A more frugal Chinese consumer is a concern for foreign businesses, many of which offer products that are not a low-cost option but a premium option. An Joon-min, chief executive of Ginseng By Pharm, a South Korean manufacturer of ginseng products, said he also noticed that the Chinese “have become wallet thin.”
Mr Ann said sales of the company’s main product, a 2-ounce bottle of the ginseng drink, which sells for $18, peaked before the pandemic. The company shipped 600,000 bottles to China and Hong Kong in 2019.
Sales declined in 2020 as it was difficult to get products in the country during the COVID lockdown. The trade has mostly bounced, although it is still 10 to 20 percent below the peak.
While Mr Ann said he is concerned about an economic slowdown, he remains optimistic that the market for health products in China, and an acquaintance with ginseng – an aromatic root said to have health benefits – could benefit sales. Will continue However, to hedge his bets, he is also seeking regulatory approval to sell in Europe.
This is a far cry from the unbridled optimism of the past.
In 2016, when China was the fastest growing and most profitable market, Adidas chief executive Casper Rorsted declared that the country was the “star of the company”. Adidas invested aggressively to find its footing. It went from 9,000 stores in China to its current 12,000 in 2015, although only 500 are operated by Adidas. Then the music stopped.
After initially speculating that sales would pick up in China this year, Adidas dashed expectations in May as the Covid lockdown continued to spread. The company said it now expects a “significant drop” in China’s revenue and a sudden rebound is unlikely.

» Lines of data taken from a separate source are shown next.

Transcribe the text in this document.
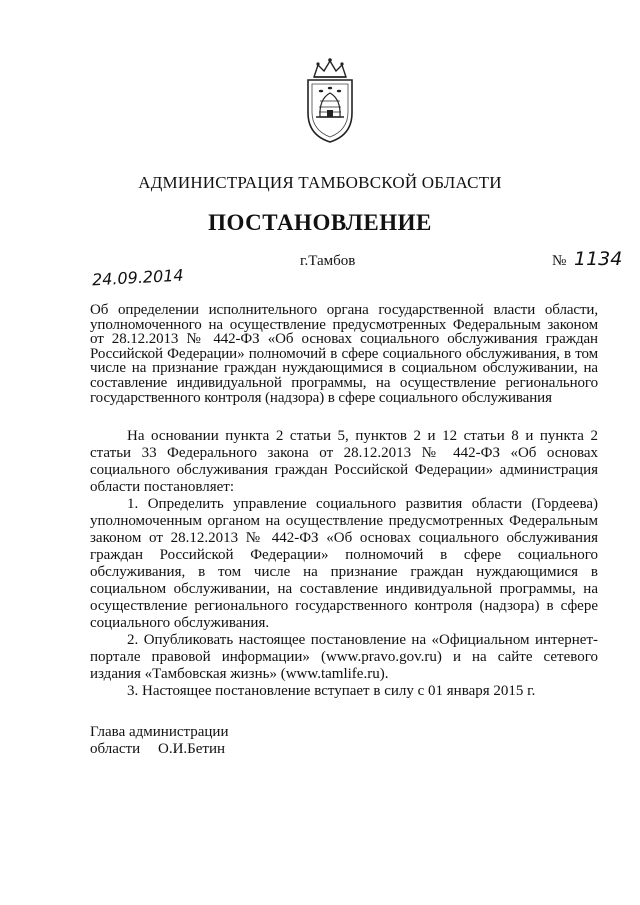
АДМИНИСТРАЦИЯ ТАМБОВСКОЙ ОБЛАСТИ
ПОСТАНОВЛЕНИЕ
24.09.2014
г.Тамбов	№ 1134
Об определении исполнительного органа государственной власти области, уполномоченного на осуществление предусмотренных Федеральным законом от 28.12.2013 № 442-ФЗ «Об основах социального обслуживания граждан Российской Федерации» полномочий в сфере социального обслуживания, в том числе на признание граждан нуждающимися в социальном обслуживании, на составление индивидуальной программы, на осуществление регионального государственного контроля (надзора) в сфере социального обслуживания
На основании пункта 2 статьи 5, пунктов 2 и 12 статьи 8 и пункта 2 статьи 33 Федерального закона от 28.12.2013 № 442-ФЗ «Об основах социального обслуживания граждан Российской Федерации» администрация области постановляет:
1. Определить управление социального развития области (Гордеева) уполномоченным органом на осуществление предусмотренных Федеральным законом от 28.12.2013 № 442-ФЗ «Об основах социального обслуживания граждан Российской Федерации» полномочий в сфере социального обслуживания, в том числе на признание граждан нуждающимися в социальном обслуживании, на составление индивидуальной программы, на осуществление регионального государственного контроля (надзора) в сфере социального обслуживания.
2. Опубликовать настоящее постановление на «Официальном интернет-портале правовой информации» (www.pravo.gov.ru) и на сайте сетевого издания «Тамбовская жизнь» (www.tamlife.ru).
3. Настоящее постановление вступает в силу с 01 января 2015 г.
Глава администрации
области О.И.Бетин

For now, Adidas remains adamant. Mr Rorstedt said on a call with analysts that the company does not plan to cut costs or pull back from the country. Instead, it will “do whatever it can to double and accelerate growth.”
Many foreign companies bet on the rise of a Chinese middle class as a reliable source of that growth. Consulting firm, Bain & Co., said it expects China to become the world’s largest luxury market by 2025, which, said Federica Levato, a senior partner, is still “a big wave” of a growing middle class. .
But these kinds of predictions seem less attractive to some foreign companies that once relied heavily on the Chinese market.
Kemps Hardwoods, a Michigan-based manufacturer of kiln-treated lumber used for homes and furniture, seized the opportunity to expand into China — the first. At a Chinese trade show in 2015, the company’s general manager Rob Kukowski said that a Chinese buyer surprised him with a huge offer to buy enough stock to fill 99 shipping containers. The $2 million order for lumber accounted for four months of business for Kamps.
Chinese buyers were so desperate for the wood that they went to the company’s booth and refused to leave until Mr. Kukowski accepted a million-dollar deal on the spot. As of 2016, China accounted for 80 percent of the company’s sales.
Kamps soon realized that it was difficult to profit from large Chinese orders as many buyers were not interested in quality and only wanted the cheapest possible price. The company began to focus its attention on finding customers in the United States and other overseas markets who were willing to pay more for a better product.
It was an accidental time. When China raised tariffs on US lumber in 2018 as part of a trade war, Kamps was in a better position to weather the recession. Today, China accounts for only 10 percent of Comps’ sales, but it still has a major indirect impact on the company. Mr Kukowski said China is such a big buyer of American lumber that when it stops spending, a downward war erupts throughout the industry.
“With their purchasing power being so strong and so much of our product going into that market,” Kukowski said. “Our industry is going to run into significant problems if their economy slows down.”
jin yu young Contributed to reporting. Claire Fu Contributed to research.